My mother taught me to respect the patients. It was just as rude to stare as it was to look away. She impressed the fact that they were no different, no less able than we were. Still, I had to understand the ways to move around them and the inevitable machinery that comes with illness. I grew to tune out the beeps and hums, to be comfortable with the body ticks and shifts in mood, the tiredness, the sudden defeat. The world of the patients was maddeningly unpredictable but we enforced order. We washed our hands when we entered, we washed our hands when we returned home again. Hot water and soap became both the barrier and the bookend against it all.
I absorbed early on that there is some failing in “catching it”—both sickness and sadness. That to lower the shield is to become vulnerable, susceptible, exposed. That you must armor yourself appropriately against harm and loss and love—with gloves and mask and distance.
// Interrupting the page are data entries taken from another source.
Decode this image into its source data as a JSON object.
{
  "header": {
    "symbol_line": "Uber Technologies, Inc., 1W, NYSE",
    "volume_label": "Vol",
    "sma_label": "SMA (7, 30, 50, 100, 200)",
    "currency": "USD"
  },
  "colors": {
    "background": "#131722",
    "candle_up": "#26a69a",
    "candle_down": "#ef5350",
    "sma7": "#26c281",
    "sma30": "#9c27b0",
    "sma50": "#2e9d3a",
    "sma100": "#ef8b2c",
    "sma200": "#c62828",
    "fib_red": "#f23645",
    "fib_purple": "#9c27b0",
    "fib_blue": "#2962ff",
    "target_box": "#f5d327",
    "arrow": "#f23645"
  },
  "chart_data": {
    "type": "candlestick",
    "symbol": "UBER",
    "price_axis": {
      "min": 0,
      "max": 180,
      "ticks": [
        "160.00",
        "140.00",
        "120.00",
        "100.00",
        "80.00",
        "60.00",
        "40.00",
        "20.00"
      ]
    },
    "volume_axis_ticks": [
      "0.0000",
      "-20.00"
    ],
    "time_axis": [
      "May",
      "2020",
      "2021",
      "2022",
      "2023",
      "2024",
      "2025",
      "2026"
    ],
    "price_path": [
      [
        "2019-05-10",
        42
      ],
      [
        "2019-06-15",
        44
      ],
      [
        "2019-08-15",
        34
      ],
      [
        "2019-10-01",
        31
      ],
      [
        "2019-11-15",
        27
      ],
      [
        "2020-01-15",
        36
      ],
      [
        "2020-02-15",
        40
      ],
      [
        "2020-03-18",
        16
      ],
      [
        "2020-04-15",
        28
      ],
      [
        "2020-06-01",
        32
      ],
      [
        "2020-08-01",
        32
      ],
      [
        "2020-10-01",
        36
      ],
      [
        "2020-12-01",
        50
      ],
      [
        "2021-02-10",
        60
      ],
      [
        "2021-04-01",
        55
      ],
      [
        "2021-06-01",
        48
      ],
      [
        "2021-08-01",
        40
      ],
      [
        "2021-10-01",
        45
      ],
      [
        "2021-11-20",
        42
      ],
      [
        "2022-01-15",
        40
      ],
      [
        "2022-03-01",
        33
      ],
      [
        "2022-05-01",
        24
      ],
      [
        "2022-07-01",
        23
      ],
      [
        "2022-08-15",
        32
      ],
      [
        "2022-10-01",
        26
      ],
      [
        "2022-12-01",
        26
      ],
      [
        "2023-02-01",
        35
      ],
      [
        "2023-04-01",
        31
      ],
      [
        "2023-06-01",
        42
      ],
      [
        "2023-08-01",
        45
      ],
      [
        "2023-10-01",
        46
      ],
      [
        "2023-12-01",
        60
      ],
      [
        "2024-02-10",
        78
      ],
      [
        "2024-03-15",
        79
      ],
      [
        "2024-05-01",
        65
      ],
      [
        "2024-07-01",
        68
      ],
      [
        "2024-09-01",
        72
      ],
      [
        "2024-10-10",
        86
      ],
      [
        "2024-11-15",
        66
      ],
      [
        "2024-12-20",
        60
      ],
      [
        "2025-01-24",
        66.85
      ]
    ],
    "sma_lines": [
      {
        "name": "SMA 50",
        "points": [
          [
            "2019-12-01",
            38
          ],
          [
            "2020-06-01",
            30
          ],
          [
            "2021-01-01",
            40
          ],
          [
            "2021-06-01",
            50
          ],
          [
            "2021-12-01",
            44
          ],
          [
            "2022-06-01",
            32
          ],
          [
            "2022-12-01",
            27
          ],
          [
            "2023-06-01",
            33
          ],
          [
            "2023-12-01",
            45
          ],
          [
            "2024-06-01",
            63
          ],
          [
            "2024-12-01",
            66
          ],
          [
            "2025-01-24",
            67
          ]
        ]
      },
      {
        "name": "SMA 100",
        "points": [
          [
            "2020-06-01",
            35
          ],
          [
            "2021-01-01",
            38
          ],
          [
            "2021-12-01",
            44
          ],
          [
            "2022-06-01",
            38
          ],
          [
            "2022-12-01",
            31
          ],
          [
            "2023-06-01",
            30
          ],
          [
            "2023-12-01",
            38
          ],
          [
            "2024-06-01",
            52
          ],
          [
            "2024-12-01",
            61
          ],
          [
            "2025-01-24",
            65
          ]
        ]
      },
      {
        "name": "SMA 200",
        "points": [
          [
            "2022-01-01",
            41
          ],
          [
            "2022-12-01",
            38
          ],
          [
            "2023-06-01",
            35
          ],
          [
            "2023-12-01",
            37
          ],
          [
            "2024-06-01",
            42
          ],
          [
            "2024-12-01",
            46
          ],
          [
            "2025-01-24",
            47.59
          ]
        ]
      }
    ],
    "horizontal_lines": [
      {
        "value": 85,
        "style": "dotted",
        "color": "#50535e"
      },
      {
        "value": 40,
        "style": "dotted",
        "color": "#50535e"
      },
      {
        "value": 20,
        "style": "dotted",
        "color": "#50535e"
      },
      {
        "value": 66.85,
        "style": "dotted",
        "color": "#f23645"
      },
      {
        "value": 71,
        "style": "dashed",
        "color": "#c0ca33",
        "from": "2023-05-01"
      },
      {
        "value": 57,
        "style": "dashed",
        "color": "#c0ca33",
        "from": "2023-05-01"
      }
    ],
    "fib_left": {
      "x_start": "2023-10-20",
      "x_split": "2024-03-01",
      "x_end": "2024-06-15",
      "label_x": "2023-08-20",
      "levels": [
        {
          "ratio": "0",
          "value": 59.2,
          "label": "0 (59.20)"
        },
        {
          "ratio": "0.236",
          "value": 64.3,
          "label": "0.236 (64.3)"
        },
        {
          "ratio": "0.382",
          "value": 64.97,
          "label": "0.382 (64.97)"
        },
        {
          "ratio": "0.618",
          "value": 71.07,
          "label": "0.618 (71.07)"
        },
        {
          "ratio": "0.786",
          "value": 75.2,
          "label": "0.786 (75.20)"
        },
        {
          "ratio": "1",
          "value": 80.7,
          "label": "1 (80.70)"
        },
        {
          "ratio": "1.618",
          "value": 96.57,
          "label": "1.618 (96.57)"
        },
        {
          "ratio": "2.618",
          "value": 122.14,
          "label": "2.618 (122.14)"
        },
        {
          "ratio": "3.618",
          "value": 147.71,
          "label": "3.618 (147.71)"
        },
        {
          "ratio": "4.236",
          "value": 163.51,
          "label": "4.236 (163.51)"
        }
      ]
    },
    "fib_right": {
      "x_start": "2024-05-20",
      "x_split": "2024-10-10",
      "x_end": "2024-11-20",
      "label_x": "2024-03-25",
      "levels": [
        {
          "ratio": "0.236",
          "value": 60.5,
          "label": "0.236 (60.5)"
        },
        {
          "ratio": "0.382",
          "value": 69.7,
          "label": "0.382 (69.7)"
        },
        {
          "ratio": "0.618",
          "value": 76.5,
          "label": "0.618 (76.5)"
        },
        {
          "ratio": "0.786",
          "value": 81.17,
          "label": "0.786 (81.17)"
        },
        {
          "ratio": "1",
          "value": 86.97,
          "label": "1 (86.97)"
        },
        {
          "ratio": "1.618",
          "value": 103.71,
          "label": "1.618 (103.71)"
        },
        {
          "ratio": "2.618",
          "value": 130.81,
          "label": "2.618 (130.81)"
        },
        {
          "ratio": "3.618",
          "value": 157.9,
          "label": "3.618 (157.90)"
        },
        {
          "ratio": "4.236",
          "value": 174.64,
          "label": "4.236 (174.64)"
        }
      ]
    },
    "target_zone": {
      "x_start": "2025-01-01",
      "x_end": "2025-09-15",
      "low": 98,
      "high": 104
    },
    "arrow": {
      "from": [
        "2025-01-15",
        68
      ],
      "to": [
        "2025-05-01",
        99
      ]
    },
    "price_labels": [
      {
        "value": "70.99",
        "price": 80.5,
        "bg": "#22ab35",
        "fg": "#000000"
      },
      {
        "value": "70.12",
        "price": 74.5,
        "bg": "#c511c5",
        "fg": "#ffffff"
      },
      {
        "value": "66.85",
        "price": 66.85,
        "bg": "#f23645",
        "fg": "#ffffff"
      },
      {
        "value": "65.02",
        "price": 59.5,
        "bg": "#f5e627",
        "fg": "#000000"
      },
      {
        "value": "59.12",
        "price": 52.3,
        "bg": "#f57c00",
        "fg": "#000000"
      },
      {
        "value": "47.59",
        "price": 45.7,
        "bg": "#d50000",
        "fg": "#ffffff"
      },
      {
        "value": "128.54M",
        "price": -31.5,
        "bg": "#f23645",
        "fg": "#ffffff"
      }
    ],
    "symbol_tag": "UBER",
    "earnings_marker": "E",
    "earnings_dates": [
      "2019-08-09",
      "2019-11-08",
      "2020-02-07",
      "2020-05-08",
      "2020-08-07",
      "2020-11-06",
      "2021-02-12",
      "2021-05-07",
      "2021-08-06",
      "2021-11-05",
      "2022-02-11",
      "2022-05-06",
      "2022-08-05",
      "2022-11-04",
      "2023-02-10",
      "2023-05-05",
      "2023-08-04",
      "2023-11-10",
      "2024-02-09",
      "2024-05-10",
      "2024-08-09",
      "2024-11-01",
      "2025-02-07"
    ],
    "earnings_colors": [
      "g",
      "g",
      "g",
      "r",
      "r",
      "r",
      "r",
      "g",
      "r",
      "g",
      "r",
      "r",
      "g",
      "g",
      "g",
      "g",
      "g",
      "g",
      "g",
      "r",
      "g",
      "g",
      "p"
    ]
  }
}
To me sickness will always smell like the absence of it; death, the same—the way we scrub and shield to retain control; the chemical is the only way to protect against the inevitable.
Once, I asked a patient, the man with cerebral palsy, how despite the limitations of his body he had learned to swim. With his eyes, he pointed to the sumptuous outdoor swimming pool, the one I’d coveted. “When I was a little boy my mother threw me in,” he told me. “She said, ‘Swim,’ so I had to.”
My own mother rarely talks of the patients, or the many hospitals where she has worked, or anything really of great emotional gravity. Some vulnerable truths slip through: The memory of NICU babies in Africa born stiff with tetanus, or the irony of watching a woman she’d known from her childhood, a renowned village healer, die slowly in an oncology ward. My mother only told me years later of one patient, an elderly white man, who made lewd comments about her dark skin everyday while she washed him, dried him, applied ointment to his bed sores.
Now, the whole world takes small comfort in washing its hands. I think about my mother every time I scrub up. I sing happy birthday to her twice. Like if I wash well enough I can overcome the cost of touch, the fear of loving fragile things. That brief calm dries up faster than my wet hands do, but what remains is what I witnessed and took me all these years to understand: How love still exists despite necessary distance.